Yine, siyasi kadrolaşmalar konusunda bütünüyle belli bir derneğin dar kadrocu ve partizan tahakkümüne giren, iktidar  partisi delegelerinin sokaktan yönettiği, hemşericiliğin, neme lazımcılığın tarihi boyunca en üst seviyeye çıktığı Karadon Taşkömürü İşletme Müessesinde dört yıldan bu yana teknik, idari ve siyasi problemlere hangi çözümlerin üretildiği, ne gibi müeyyide ve yaptırımların uygulandığı, koordinasyondan sorumlu Türkiye Taşkömürü teknik kadrolarının vardiya raporlarındaki aksaklık ve çelişkiler hakkında neler yazdıkları en üst seviyede incelenmelidir.

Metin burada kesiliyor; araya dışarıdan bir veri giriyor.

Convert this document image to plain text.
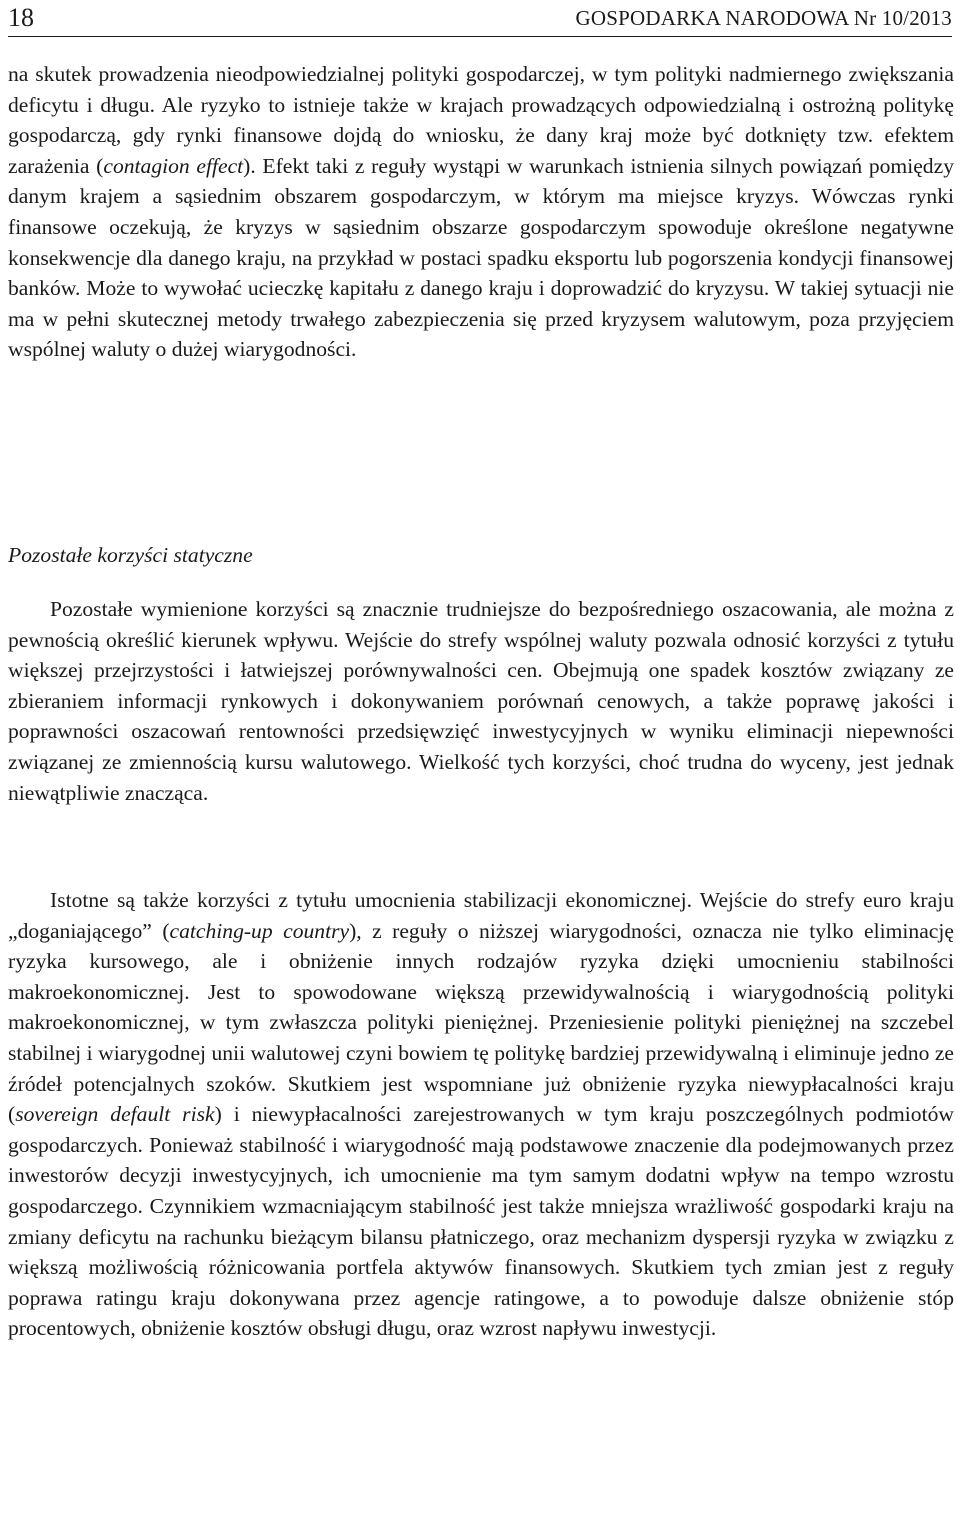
18	GOSPODARKA NARODOWA Nr 10/2013

na skutek prowadzenia nieodpowiedzialnej polityki gospodarczej, w tym polityki nadmiernego zwiększania deficytu i długu. Ale ryzyko to istnieje także w krajach prowadzących odpowiedzialną i ostrożną politykę gospodarczą, gdy rynki finansowe dojdą do wniosku, że dany kraj może być dotknięty tzw. efektem zarażenia (contagion effect). Efekt taki z reguły wystąpi w warunkach istnienia silnych powiązań pomiędzy danym krajem a sąsiednim obszarem gospodarczym, w którym ma miejsce kryzys. Wówczas rynki finansowe oczekują, że kryzys w sąsiednim obszarze gospodarczym spowoduje określone negatywne konsekwencje dla danego kraju, na przykład w postaci spadku eksportu lub pogorszenia kondycji finansowej banków. Może to wywołać ucieczkę kapitału z danego kraju i doprowadzić do kryzysu. W takiej sytuacji nie ma w pełni skutecznej metody trwałego zabezpieczenia się przed kryzysem walutowym, poza przyjęciem wspólnej waluty o dużej wiarygodności.

Pozostałe korzyści statyczne

Pozostałe wymienione korzyści są znacznie trudniejsze do bezpośredniego oszacowania, ale można z pewnością określić kierunek wpływu. Wejście do strefy wspólnej waluty pozwala odnosić korzyści z tytułu większej przejrzystości i łatwiejszej porównywalności cen. Obejmują one spadek kosztów związany ze zbieraniem informacji rynkowych i dokonywaniem porównań cenowych, a także poprawę jakości i poprawności oszacowań rentowności przedsięwzięć inwestycyjnych w wyniku eliminacji niepewności związanej ze zmiennością kursu walutowego. Wielkość tych korzyści, choć trudna do wyceny, jest jednak niewątpliwie znacząca.

Istotne są także korzyści z tytułu umocnienia stabilizacji ekonomicznej. Wejście do strefy euro kraju „doganiającego” (catching-up country), z reguły o niższej wiarygodności, oznacza nie tylko eliminację ryzyka kursowego, ale i obniżenie innych rodzajów ryzyka dzięki umocnieniu stabilności makroekonomicznej. Jest to spowodowane większą przewidywalnością i wiarygodnością polityki makroekonomicznej, w tym zwłaszcza polityki pieniężnej. Przeniesienie polityki pieniężnej na szczebel stabilnej i wiarygodnej unii walutowej czyni bowiem tę politykę bardziej przewidywalną i eliminuje jedno ze źródeł potencjalnych szoków. Skutkiem jest wspomniane już obniżenie ryzyka niewypłacalności kraju (sovereign default risk) i niewypłacalności zarejestrowanych w tym kraju poszczególnych podmiotów gospodarczych. Ponieważ stabilność i wiarygodność mają podstawowe znaczenie dla podejmowanych przez inwestorów decyzji inwestycyjnych, ich umocnienie ma tym samym dodatni wpływ na tempo wzrostu gospodarczego. Czynnikiem wzmacniającym stabilność jest także mniejsza wrażliwość gospodarki kraju na zmiany deficytu na rachunku bieżącym bilansu płatniczego, oraz mechanizm dyspersji ryzyka w związku z większą możliwością różnicowania portfela aktywów finansowych. Skutkiem tych zmian jest z reguły poprawa ratingu kraju dokonywana przez agencje ratingowe, a to powoduje dalsze obniżenie stóp procentowych, obniżenie kosztów obsługi długu, oraz wzrost napływu inwestycji.
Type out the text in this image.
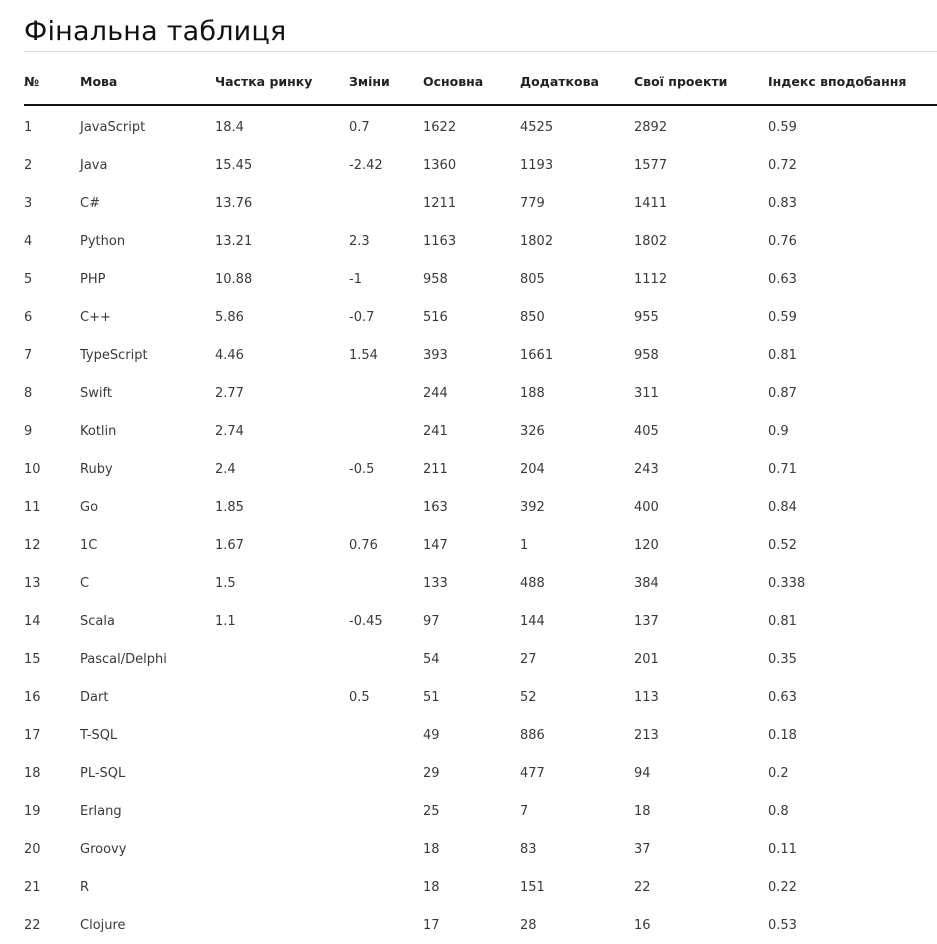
Фінальна таблиця
№	Мова	Частка ринку	Зміни	Основна	Додаткова	Свої проекти	Індекс вподобання
1	JavaScript	18.4	0.7	1622	4525	2892	0.59
2	Java	15.45	-2.42	1360	1193	1577	0.72
3	C#	13.76		1211	779	1411	0.83
4	Python	13.21	2.3	1163	1802	1802	0.76
5	PHP	10.88	-1	958	805	1112	0.63
6	C++	5.86	-0.7	516	850	955	0.59
7	TypeScript	4.46	1.54	393	1661	958	0.81
8	Swift	2.77		244	188	311	0.87
9	Kotlin	2.74		241	326	405	0.9
10	Ruby	2.4	-0.5	211	204	243	0.71
11	Go	1.85		163	392	400	0.84
12	1C	1.67	0.76	147	1	120	0.52
13	C	1.5		133	488	384	0.338
14	Scala	1.1	-0.45	97	144	137	0.81
15	Pascal/Delphi			54	27	201	0.35
16	Dart		0.5	51	52	113	0.63
17	T-SQL			49	886	213	0.18
18	PL-SQL			29	477	94	0.2
19	Erlang			25	7	18	0.8
20	Groovy			18	83	37	0.11
21	R			18	151	22	0.22
22	Clojure			17	28	16	0.53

Bakın, bu mühendisler, var olan mühendislerin birçok sayıda olanı da yine siyasi gerekçelerle, işte müdürlük vesaire şeflik kadrolarından uzaklaştırılıp onlara yetki verilmediğinden dolayı onlar sadece bankamatik memuruna dönüşmüş ve şu anda var olan mühendisler de aktif bir şekilde görevlerini yapamamaktadırlar, yapmamaktadırlar. Dolayısıyla, bu kaza ve bundan önceki kazalarda gerçekleşen bu sonuçları da tamamıyla dikkate alarak ve hatta bizim daha önce verdiğimiz hem Kemalpaşa’da gerçekleşen bu vahim kaza ve Dursunbey’de gerçekleşen vahim kazayla ilgili araştırma önergelerini de dikkate alarak, maden komisyonu değil, madenlerle ilgili sorunların tartışıldığı değil, madenlerdeki iş kazalarının tartışıldığı bir araştırma komisyonunun kurulmasını buradan talep ediyor ve bir daha böyle vahim kazaların da gerçekleşmemesini diliyor, tekrar, ölenlerimize Allah’tan rahmet, yakınlarına ve Türk milletine de başsağlığı diliyorum.”